The SOP will amend a section of the Patents Bill dealing with computer software, drawing to a close years of wrangling between software developers, ICT players and multinational heavyweights over the vexed issue of patentability of software.
The question of software patents has been an important issue for InternetNZ for several years. InternetNZ has previously made submissions on the issue, noting that software is inextricably linked to the good functioning of the Internet. Patenting software would not only make the continued development of the Internet more difficult, it would reduce innovation and could well stymie interoperability of various software platforms.
InternetNZ spokesperson Susan Chalmers says InternetNZ is happy to see the issue now resolved and looks forward to the passage and implementation of the Patents Bill, a long-awaited and much needed update to a large component of New Zealand's intellectual property regime.

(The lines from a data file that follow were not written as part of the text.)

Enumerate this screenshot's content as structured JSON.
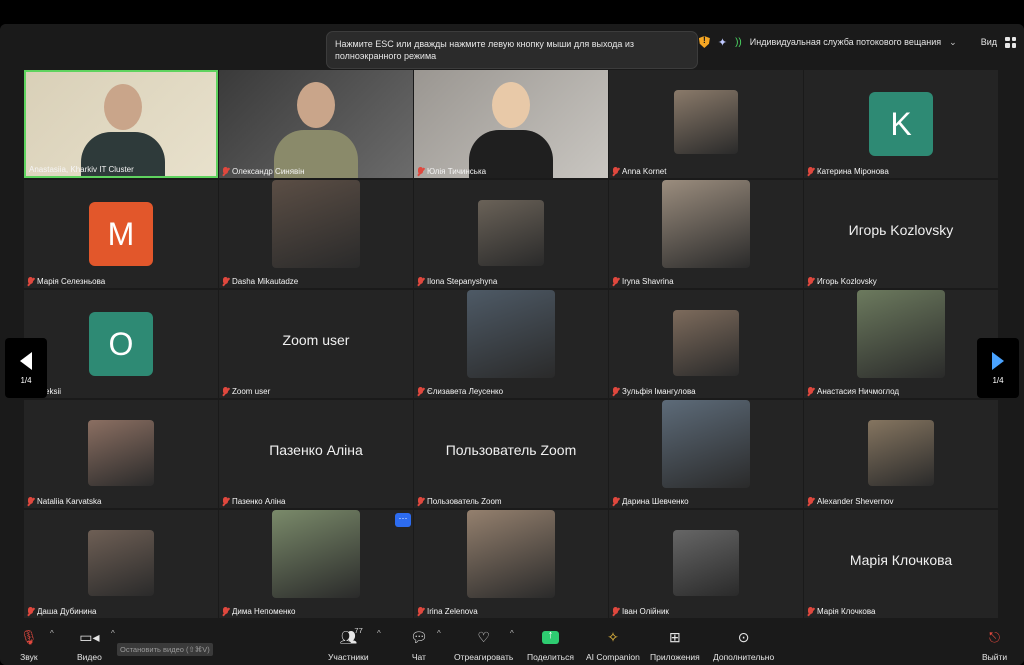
{
  "window": {
    "esc_tip": "Нажмите ESC или дважды нажмите левую кнопку мыши для выхода из полноэкранного режима",
    "streaming": "Индивидуальная служба потокового вещания",
    "view": "Вид"
  },
  "tiles": [
    {
      "name": "Anastasiia, Kharkiv IT Cluster",
      "kind": "video",
      "muted": false,
      "active": true
    },
    {
      "name": "Олександр Синявін",
      "kind": "video",
      "muted": true
    },
    {
      "name": "Юлія Тичинська",
      "kind": "video",
      "muted": true
    },
    {
      "name": "Anna Kornet",
      "kind": "photo",
      "muted": true
    },
    {
      "name": "Катерина Міронова",
      "kind": "avatar",
      "letter": "K",
      "color": "#2e8a74",
      "muted": true
    },
    {
      "name": "Марія Селезньова",
      "kind": "avatar",
      "letter": "M",
      "color": "#e2572b",
      "muted": true
    },
    {
      "name": "Dasha Mikautadze",
      "kind": "photo",
      "muted": true
    },
    {
      "name": "Ilona Stepanyshyna",
      "kind": "photo",
      "muted": true
    },
    {
      "name": "Iryna Shavrina",
      "kind": "photo",
      "muted": true
    },
    {
      "name": "Игорь Kozlovsky",
      "kind": "text",
      "muted": true
    },
    {
      "name": "Oleksii",
      "kind": "avatar",
      "letter": "O",
      "color": "#2e8a74",
      "muted": true
    },
    {
      "name": "Zoom user",
      "kind": "text",
      "muted": true
    },
    {
      "name": "Єлизавета Леусенко",
      "kind": "photo",
      "muted": true
    },
    {
      "name": "Зульфія Імангулова",
      "kind": "photo",
      "muted": true
    },
    {
      "name": "Анастасия Ничмоглод",
      "kind": "photo",
      "muted": true
    },
    {
      "name": "Nataliia Karvatska",
      "kind": "photo",
      "muted": true
    },
    {
      "name": "Пазенко Аліна",
      "kind": "text",
      "muted": true
    },
    {
      "name": "Пользователь Zoom",
      "kind": "text",
      "muted": true
    },
    {
      "name": "Дарина Шевченко",
      "kind": "photo",
      "muted": true
    },
    {
      "name": "Alexander Shevernov",
      "kind": "photo",
      "muted": true
    },
    {
      "name": "Даша Дубинина",
      "kind": "photo",
      "muted": true
    },
    {
      "name": "Дима Непоменко",
      "kind": "photo",
      "muted": true
    },
    {
      "name": "Irina Zelenova",
      "kind": "photo",
      "muted": true
    },
    {
      "name": "Іван Олійник",
      "kind": "photo",
      "muted": true
    },
    {
      "name": "Марія Клочкова",
      "kind": "text",
      "muted": true
    }
  ],
  "pager": {
    "left": "1/4",
    "right": "1/4"
  },
  "more": "···",
  "toolbar": {
    "audio": "Звук",
    "video": "Видео",
    "stop_video_tip": "Остановить видео (⇧⌘V)",
    "participants": "Участники",
    "participants_count": "77",
    "chat": "Чат",
    "react": "Отреагировать",
    "share": "Поделиться",
    "companion": "AI Companion",
    "apps": "Приложения",
    "more": "Дополнительно",
    "exit": "Выйти"
  },
  "colors": {
    "accent": "#2d6cf0",
    "active_border": "#5fd35f",
    "muted": "#e0483e",
    "share": "#2ecc71"
  }
}
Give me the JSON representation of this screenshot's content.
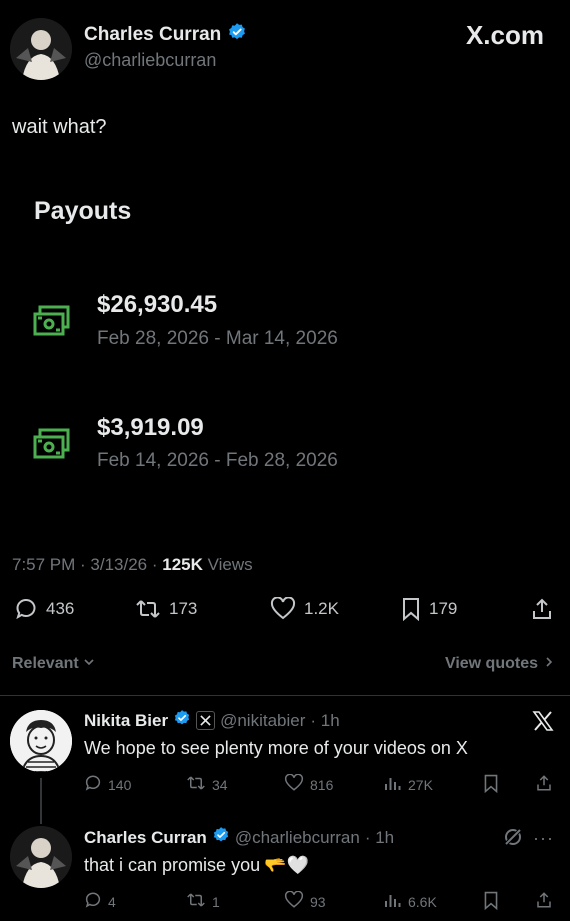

"We look forward to the innovation-enabling effects that this law will encourage. One way it will do that is through introducing clarity. Often, intellectual property laws have a chilling effect on innovation because those who want to build or design software just don't want to take the risk on new projects for fear of facing legal action.
"With greater clarity, New Zealand firms will have the benefit of a regulatory environment that encourages them to go ahead and innovate," she says.